Analyze: Advanced data analytics reveals exactly how energy is being used and where; trustworthy data must underpin any attempt to control energy use and costs and avoids unintended consequences. For example, equipment is often shut down or powered down between shifts to save energy; but startup surges and productivity losses may counteract any savings in energy use. Aging equipment is often kept onboard to avoid capital expenditures; but it uses more energy requires more downtown, so the savings may be eaten up by higher energy costs and lower productivity. You need to know which facilities, processes, and systems in your company need and consume energy, how much, and why.

Negotiate: Once reliable, consistent data is in hand, you are in a stronger negotiating position with energy suppliers—and with energy users within your company. Monitoring and evaluating energy use requires technologies, skills, and incentives for compliance. If you lack any of the three, your energy consumption will be less than optimum and your consumption may far exceed each user’s actual needs.

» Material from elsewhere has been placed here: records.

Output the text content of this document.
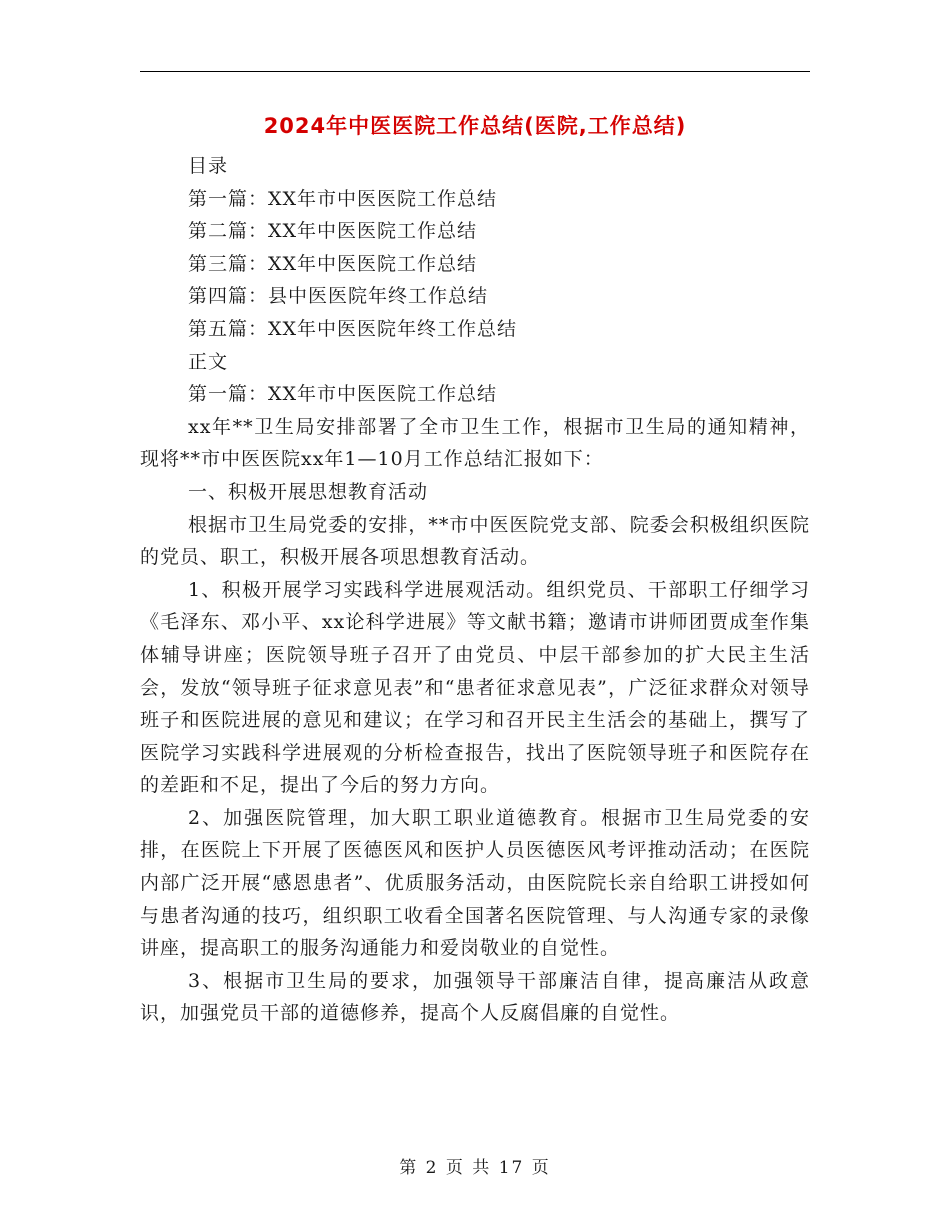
2024年中医医院工作总结(医院,工作总结)

目录

第一篇：XX年市中医医院工作总结

第二篇：XX年中医医院工作总结

第三篇：XX年中医医院工作总结

第四篇：县中医医院年终工作总结

第五篇：XX年中医医院年终工作总结

正文

第一篇：XX年市中医医院工作总结

xx年**卫生局安排部署了全市卫生工作，根据市卫生局的通知精神，现将**市中医医院xx年1—10月工作总结汇报如下：

一、积极开展思想教育活动

根据市卫生局党委的安排，**市中医医院党支部、院委会积极组织医院的党员、职工，积极开展各项思想教育活动。

1、积极开展学习实践科学进展观活动。组织党员、干部职工仔细学习《毛泽东、邓小平、xx论科学进展》等文献书籍；邀请市讲师团贾成奎作集体辅导讲座；医院领导班子召开了由党员、中层干部参加的扩大民主生活会，发放“领导班子征求意见表”和“患者征求意见表”，广泛征求群众对领导班子和医院进展的意见和建议；在学习和召开民主生活会的基础上，撰写了医院学习实践科学进展观的分析检查报告，找出了医院领导班子和医院存在的差距和不足，提出了今后的努力方向。

2、加强医院管理，加大职工职业道德教育。根据市卫生局党委的安排，在医院上下开展了医德医风和医护人员医德医风考评推动活动；在医院内部广泛开展“感恩患者”、优质服务活动，由医院院长亲自给职工讲授如何与患者沟通的技巧，组织职工收看全国著名医院管理、与人沟通专家的录像讲座，提高职工的服务沟通能力和爱岗敬业的自觉性。

3、根据市卫生局的要求，加强领导干部廉洁自律，提高廉洁从政意识，加强党员干部的道德修养，提高个人反腐倡廉的自觉性。

第 2 页 共 17 页
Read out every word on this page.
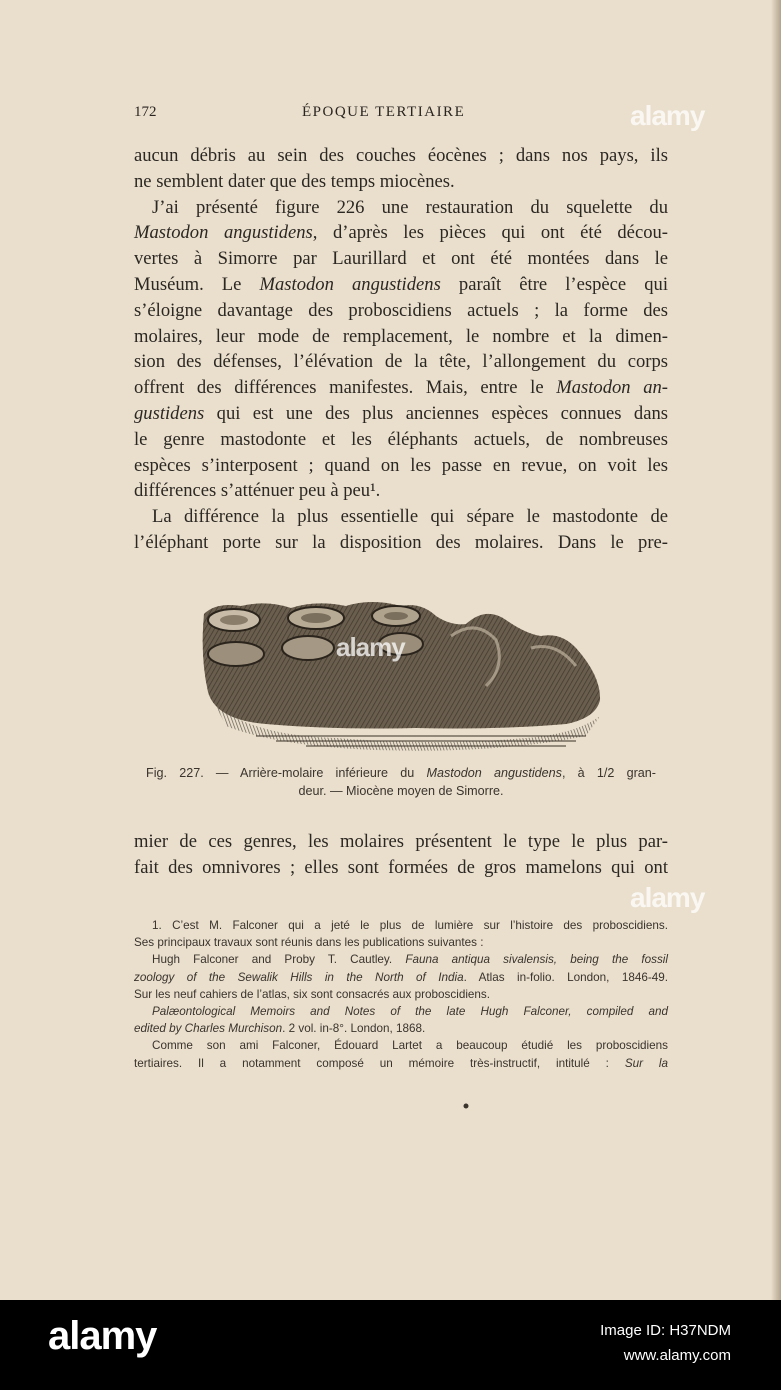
172	ÉPOQUE TERTIAIRE
aucun débris au sein des couches éocènes ; dans nos pays, ils
ne semblent dater que des temps miocènes.
J’ai présenté figure 226 une restauration du squelette du
Mastodon angustidens, d’après les pièces qui ont été décou-
vertes à Simorre par Laurillard et ont été montées dans le
Muséum. Le Mastodon angustidens paraît être l’espèce qui
s’éloigne davantage des proboscidiens actuels ; la forme des
molaires, leur mode de remplacement, le nombre et la dimen-
sion des défenses, l’élévation de la tête, l’allongement du corps
offrent des différences manifestes. Mais, entre le Mastodon an-
gustidens qui est une des plus anciennes espèces connues dans
le genre mastodonte et les éléphants actuels, de nombreuses
espèces s’interposent ; quand on les passe en revue, on voit les
différences s’atténuer peu à peu¹.
La différence la plus essentielle qui sépare le mastodonte de
l’éléphant porte sur la disposition des molaires. Dans le pre-
Fig. 227. — Arrière-molaire inférieure du Mastodon angustidens, à 1/2 gran-
deur. — Miocène moyen de Simorre.
mier de ces genres, les molaires présentent le type le plus par-
fait des omnivores ; elles sont formées de gros mamelons qui ont
1. C’est M. Falconer qui a jeté le plus de lumière sur l’histoire des proboscidiens.
Ses principaux travaux sont réunis dans les publications suivantes :
Hugh Falconer and Proby T. Cautley. Fauna antiqua sivalensis, being the fossil
zoology of the Sewalik Hills in the North of India. Atlas in-folio. London, 1846-49.
Sur les neuf cahiers de l’atlas, six sont consacrés aux proboscidiens.
Palæontological Memoirs and Notes of the late Hugh Falconer, compiled and
edited by Charles Murchison. 2 vol. in-8°. London, 1868.
Comme son ami Falconer, Édouard Lartet a beaucoup étudié les proboscidiens
tertiaires. Il a notamment composé un mémoire très-instructif, intitulé : Sur la
alamy
alamy
alamy
alamy	Image ID: H37NDM
www.alamy.com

Monitor: A mature procurement department will monitor suppliers to make sure you are getting what you pay for; keep track of market fundamentals; and reduce risk through such strategies as optionality and supplier scorecards. You may be able to regenerate power and sell it back to utilities; invest in monitoring technologies that optimize power consumption and minimize carbon emissions; and predict future needs and opportunities for savings by modeling past performance.